I would have expected this output, instead:

$ srun -N 2 -n 2 -p regular julia/usr/bin/julia -e 'println(nprocs())'
2

If I understand well, the command srun is spawning two instances of julia: this is the reason why I am getting two lines saying 1 instead of one line saying 2: is this correct?. Is there a way to make the two julia instances work together when using Julia’s parallel constructs like @everywhere?

Thanks a lot for your help, Jared, I’m amazed you had time to answer me on January, 1st!
Maurizio.


#6

Blockquote
this is the reason why I am getting two lines saying 1 instead of one line saying 2

Yes, exactly.

Blockquote
Is there a way to make the two julia instances work together when using Julia’s parallel constructs like @everywhere?

I use MPI for everything these days, so I don’t have any recent experience with this.

There is a MPIManager construct in the MPI.jl package that attempts to connect Julia’s parallel constructs with MPI. I haven’t used it, so I don’t how well it works.
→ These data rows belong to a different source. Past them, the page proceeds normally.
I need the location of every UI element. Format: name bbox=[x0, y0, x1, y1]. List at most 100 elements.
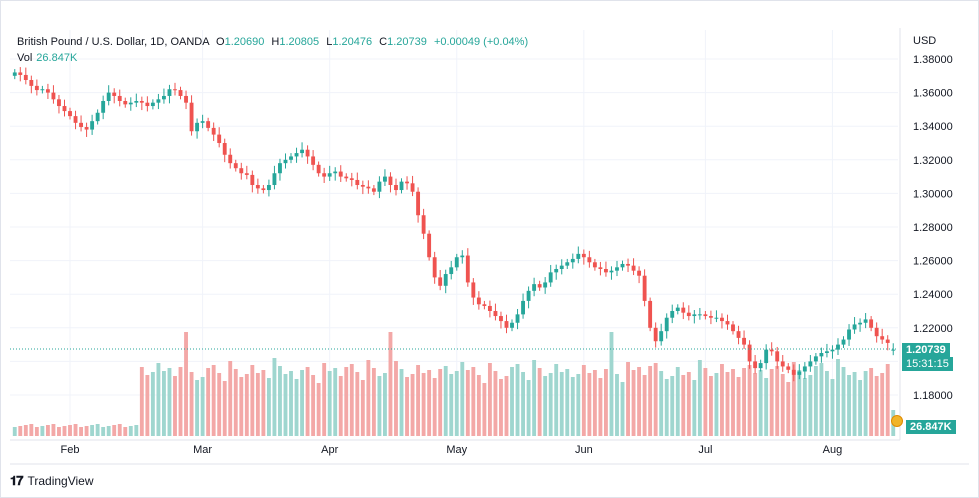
volume-bar bbox=[504, 376, 509, 436]
candle-body bbox=[504, 321, 509, 328]
candle-body bbox=[731, 324, 735, 332]
volume-bar bbox=[73, 424, 78, 436]
candle-body bbox=[841, 339, 846, 345]
volume-bar bbox=[134, 425, 139, 436]
candle-body bbox=[40, 89, 45, 91]
event-flag-icon[interactable] bbox=[891, 415, 903, 427]
volume-bar bbox=[338, 376, 343, 436]
volume-bar bbox=[642, 375, 647, 436]
candle-body bbox=[487, 305, 492, 311]
y-tick-label: 1.34000 bbox=[913, 121, 953, 133]
candle-body bbox=[576, 253, 581, 259]
volume-bar bbox=[51, 424, 56, 436]
candle-body bbox=[294, 153, 299, 157]
candle-body bbox=[399, 181, 404, 191]
candle-body bbox=[73, 116, 78, 123]
candle-body bbox=[692, 314, 697, 317]
candle-body bbox=[90, 121, 95, 130]
candle-body bbox=[570, 258, 575, 263]
candle-body bbox=[686, 312, 691, 317]
volume-label: Vol bbox=[17, 52, 33, 64]
candle-body bbox=[885, 339, 890, 343]
candle-body bbox=[233, 163, 238, 169]
candle-body bbox=[250, 174, 255, 185]
volume-bar bbox=[487, 363, 492, 436]
volume-bar bbox=[316, 383, 321, 436]
volume-bar bbox=[200, 377, 205, 436]
candle-body bbox=[139, 101, 144, 103]
volume-bar bbox=[731, 369, 735, 436]
candle-body bbox=[714, 317, 719, 319]
candle-body bbox=[880, 336, 885, 340]
candle-body bbox=[813, 356, 818, 362]
volume-bar bbox=[753, 373, 758, 436]
volume-bar bbox=[349, 364, 354, 436]
volume-bar bbox=[703, 368, 708, 436]
volume-bar bbox=[79, 427, 83, 436]
candles bbox=[12, 67, 896, 382]
volume-bar bbox=[206, 368, 211, 436]
candle-body bbox=[45, 89, 50, 93]
candle-body bbox=[747, 344, 752, 362]
y-tick-label: 1.18000 bbox=[913, 390, 953, 402]
volume-bar bbox=[670, 376, 675, 436]
volume-bar bbox=[764, 378, 769, 436]
volume-bar bbox=[311, 375, 316, 436]
candle-body bbox=[554, 269, 559, 273]
candle-body bbox=[68, 111, 72, 117]
y-tick-label: 1.38000 bbox=[913, 54, 953, 66]
candle-body bbox=[178, 90, 183, 96]
volume-bar bbox=[720, 364, 724, 436]
candle-body bbox=[300, 149, 304, 154]
candle-body bbox=[758, 363, 763, 369]
y-tick-label: 1.24000 bbox=[913, 289, 953, 301]
volume-bar bbox=[708, 376, 713, 436]
volume-bar bbox=[825, 371, 829, 436]
candle-body bbox=[802, 366, 807, 372]
volume-bar bbox=[40, 426, 45, 436]
volume-bar bbox=[626, 362, 630, 436]
volume-bar bbox=[559, 372, 564, 436]
volume-bar bbox=[294, 379, 299, 436]
candle-body bbox=[631, 265, 636, 271]
volume-bar bbox=[675, 367, 680, 436]
candle-body bbox=[548, 272, 553, 283]
candle-body bbox=[84, 127, 89, 130]
candle-body bbox=[664, 317, 669, 332]
open-label: O bbox=[216, 36, 225, 48]
volume-bar bbox=[366, 360, 371, 436]
volume-bar bbox=[416, 365, 421, 436]
candle-body bbox=[239, 168, 244, 174]
candle-body bbox=[482, 304, 487, 306]
candle-body bbox=[863, 319, 868, 323]
volume-bar bbox=[791, 362, 796, 436]
y-tick-label: 1.26000 bbox=[913, 256, 953, 268]
candle-body bbox=[222, 143, 227, 155]
volume-bar bbox=[802, 378, 807, 436]
candle-body bbox=[465, 255, 470, 283]
candle-body bbox=[449, 267, 454, 275]
candle-body bbox=[366, 186, 371, 189]
volume-bar bbox=[95, 424, 100, 436]
candle-body bbox=[184, 95, 188, 103]
candle-body bbox=[604, 269, 608, 273]
candle-body bbox=[742, 337, 746, 345]
countdown-tag: 15:31:15 bbox=[902, 357, 953, 371]
candle-body bbox=[471, 282, 476, 298]
volume-bar bbox=[355, 372, 360, 436]
candle-body bbox=[79, 122, 83, 128]
candle-body bbox=[858, 322, 863, 325]
candle-body bbox=[51, 92, 56, 100]
volume-bar bbox=[686, 372, 691, 436]
candle-body bbox=[200, 121, 205, 123]
candle-body bbox=[95, 112, 100, 122]
x-tick-label: Mar bbox=[193, 444, 212, 456]
candle-body bbox=[670, 311, 675, 318]
y-tick-label: 1.36000 bbox=[913, 88, 953, 100]
candle-body bbox=[775, 351, 780, 362]
candle-body bbox=[405, 181, 409, 184]
x-axis-ticks: Feb Mar Apr May Jun Jul Aug bbox=[61, 444, 843, 456]
volume-bar bbox=[780, 374, 785, 436]
candle-body bbox=[543, 282, 548, 288]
Something I tried a few years ago was to allocate a job with sbatch and use julia’s --machinefile option to launch julia processes on that allocation. From my recollection, the script looked something like:

# slurm_job.sh
nodes=16
tasks=256

srun -N $ndoes -n $tasks hostname > hosts.$SLURM_JOB_ID
julia --machinefile hosts.$SLURM_JOB_ID ./main.jl

and it would be launched with sbatch -N 16 -n 256 -p regular slurm_jobs.sh.

One thing I observed at the time was that there was a lot of overhead with parallel communication. I haven’t tested more recent version of julia so I don’t know if that has improved (this is what motivated me to use MPI directly).


#7

Hi,

First of all, thanks to Jared for his help. The reason why I was interested in setting up Julia was specifically to compare a traditional MPI-based approach with the parallel constructs provided by the language. (You mentioned you already compared them and found that MPI was more efficient, but if I understand well, you did this test with a quite old version of Julia, didn’t you?)
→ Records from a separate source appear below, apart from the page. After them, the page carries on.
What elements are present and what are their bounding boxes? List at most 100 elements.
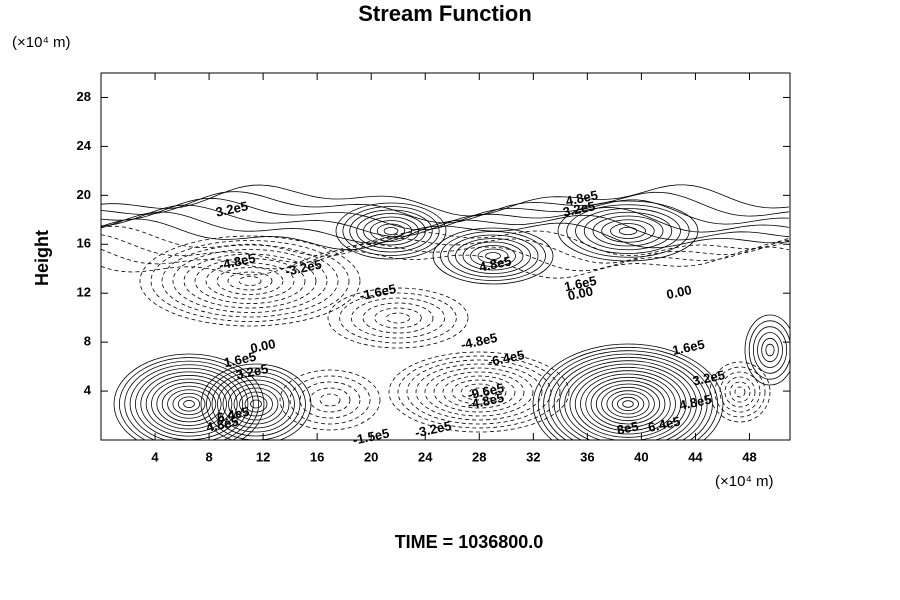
contour-line xyxy=(156,382,222,426)
contour-line xyxy=(177,396,201,412)
contour-line xyxy=(349,209,433,253)
contour-line xyxy=(757,332,783,368)
contour-line xyxy=(462,241,524,271)
x-tick-label: 20 xyxy=(364,449,378,464)
contour-label: 3.2e5 xyxy=(691,367,726,388)
contour-label: 1.6e5 xyxy=(671,336,706,357)
contour-line xyxy=(559,360,697,440)
contour-label: 3.2e5 xyxy=(562,198,597,219)
contour-line xyxy=(564,363,692,440)
contour-line xyxy=(161,385,217,423)
y-tick-label: 24 xyxy=(77,138,92,153)
contour-line xyxy=(469,387,489,397)
contour-line xyxy=(543,350,713,440)
contour-label: 0.00 xyxy=(566,283,594,303)
x-tick-label: 48 xyxy=(742,449,756,464)
y-axis-title: Height xyxy=(32,230,52,286)
contour-label: -4.8e5 xyxy=(459,330,498,352)
contour-line xyxy=(574,370,682,438)
x-tick-label: 28 xyxy=(472,449,486,464)
contour-line xyxy=(618,226,638,236)
contour-line xyxy=(406,359,552,425)
contour-label: 4.8e5 xyxy=(478,253,513,274)
contour-label: 6.4e5 xyxy=(216,404,251,425)
contour-line xyxy=(101,239,790,272)
contour-line xyxy=(734,386,746,398)
contour-line xyxy=(729,381,751,403)
contour-line xyxy=(205,262,295,300)
contour-line xyxy=(714,366,766,418)
contour-line xyxy=(194,258,306,304)
contour-line xyxy=(585,376,671,432)
contour-label: 1.6e5 xyxy=(563,273,598,294)
contour-line xyxy=(752,326,788,374)
contour-line xyxy=(200,363,312,440)
contour-label: 0.00 xyxy=(249,336,277,356)
contour-label: -1.5e5 xyxy=(351,425,390,447)
contour-label: -6.4e5 xyxy=(486,347,525,369)
contour-line xyxy=(339,292,457,344)
contour-line xyxy=(151,378,227,430)
contour-line xyxy=(101,204,790,238)
y-tick-label: 20 xyxy=(77,187,91,202)
contour-label: 3.2e5 xyxy=(235,361,270,382)
contour-line xyxy=(595,383,661,425)
contour-line xyxy=(244,395,268,413)
contour-line xyxy=(601,386,655,422)
x-tick-label: 12 xyxy=(256,449,270,464)
contour-line xyxy=(611,393,645,415)
contour-line xyxy=(238,276,262,286)
contour-line xyxy=(374,307,422,329)
x-tick-label: 16 xyxy=(310,449,324,464)
contour-line xyxy=(470,245,516,267)
contour-line xyxy=(250,399,262,409)
contour-line xyxy=(319,393,341,407)
contour-line xyxy=(101,191,790,224)
contour-line xyxy=(183,400,195,408)
contour-line xyxy=(724,376,756,408)
contour-line xyxy=(460,383,498,401)
contour-line xyxy=(228,383,284,425)
y-tick-label: 4 xyxy=(84,383,92,398)
contour-line xyxy=(442,375,516,409)
contour-line xyxy=(227,271,273,291)
contour-line xyxy=(101,234,790,264)
contour-label: 4.8e5 xyxy=(678,392,713,413)
contour-line xyxy=(129,364,249,440)
contour-label: 4.8e5 xyxy=(564,187,599,208)
x-tick-label: 32 xyxy=(526,449,540,464)
contour-line xyxy=(101,225,790,257)
contour-line xyxy=(606,390,650,418)
contour-label: -9.6e5 xyxy=(466,380,505,402)
contour-line xyxy=(590,380,666,428)
contour-line xyxy=(233,387,279,421)
contour-label: -4.8e5 xyxy=(218,250,257,272)
contour-line xyxy=(145,375,233,433)
contour-line xyxy=(172,249,328,313)
contour-line xyxy=(150,240,350,322)
x-tick-label: 44 xyxy=(688,449,703,464)
y-tick-label: 16 xyxy=(77,236,91,251)
contour-line xyxy=(583,211,673,251)
contour-line xyxy=(335,202,447,260)
contour-line xyxy=(350,297,446,339)
contour-line xyxy=(172,392,206,416)
contour-line xyxy=(101,218,790,251)
contour-label: -3.2e5 xyxy=(284,257,323,279)
contour-line xyxy=(101,211,790,244)
contour-line xyxy=(118,357,260,440)
contour-line xyxy=(477,248,509,264)
contour-line xyxy=(719,371,761,413)
contour-line xyxy=(222,379,290,429)
contour-line xyxy=(385,312,411,324)
contour-line xyxy=(113,353,265,440)
contour-line xyxy=(206,367,306,440)
contour-line xyxy=(744,314,790,386)
contour-line xyxy=(167,389,211,419)
contour-line xyxy=(362,302,434,334)
contour-line xyxy=(748,320,790,380)
contour-line xyxy=(622,400,634,408)
contour-line xyxy=(709,361,771,423)
x-tick-label: 40 xyxy=(634,449,648,464)
y-unit: (×10⁴ m) xyxy=(12,34,71,51)
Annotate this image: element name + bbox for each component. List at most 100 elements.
After a lot of struggle, I managed to get everything working. I am posting my solution here, in the hope that it will be useful to somebody else.

I created a file .ssh/environment in each node, where I manually set LD_LIBRARY_PATH:

LD_LIBRARY_PATH=/opt/gcc/7.2.0/lib64:$LD_LIBRARY_PATH

File .ssh/environment is supposed to be read by ssh whenever a new connection to that computer is created. Unfortunately, the default settings for ssh prevent loading this file (PermitUserEnvironment is set to no), so I had to change the configuration file for sshd (CentOS 6 keeps it in /etc/ssh/sshd_config) on every node and then manually reload sshd with kill -HUP $(pidof sshd). After having done this, logging to one node and running julia --machinefile FILENAME, constructs like @parallel work without problems.

This solution is quite hackish (specifically, it forces LD_LIBRARY_PATH to use GCC 7.2.0 libraries even if the user has not loaded the module with module load gcc/7.2.0), but I cannot see a simpler solution here.

Thanks again to Jared for his help!

Maurizio.


#8

If you are using SLURM take a look at ClusterManagers.jl which has integration with SLURM


#9

Thank you very much for doing this, it is very important to build community knowledge.

That’s correct. I think it was v0.3. I’d be curious to see the results of your experiments if you don’t mind posting them.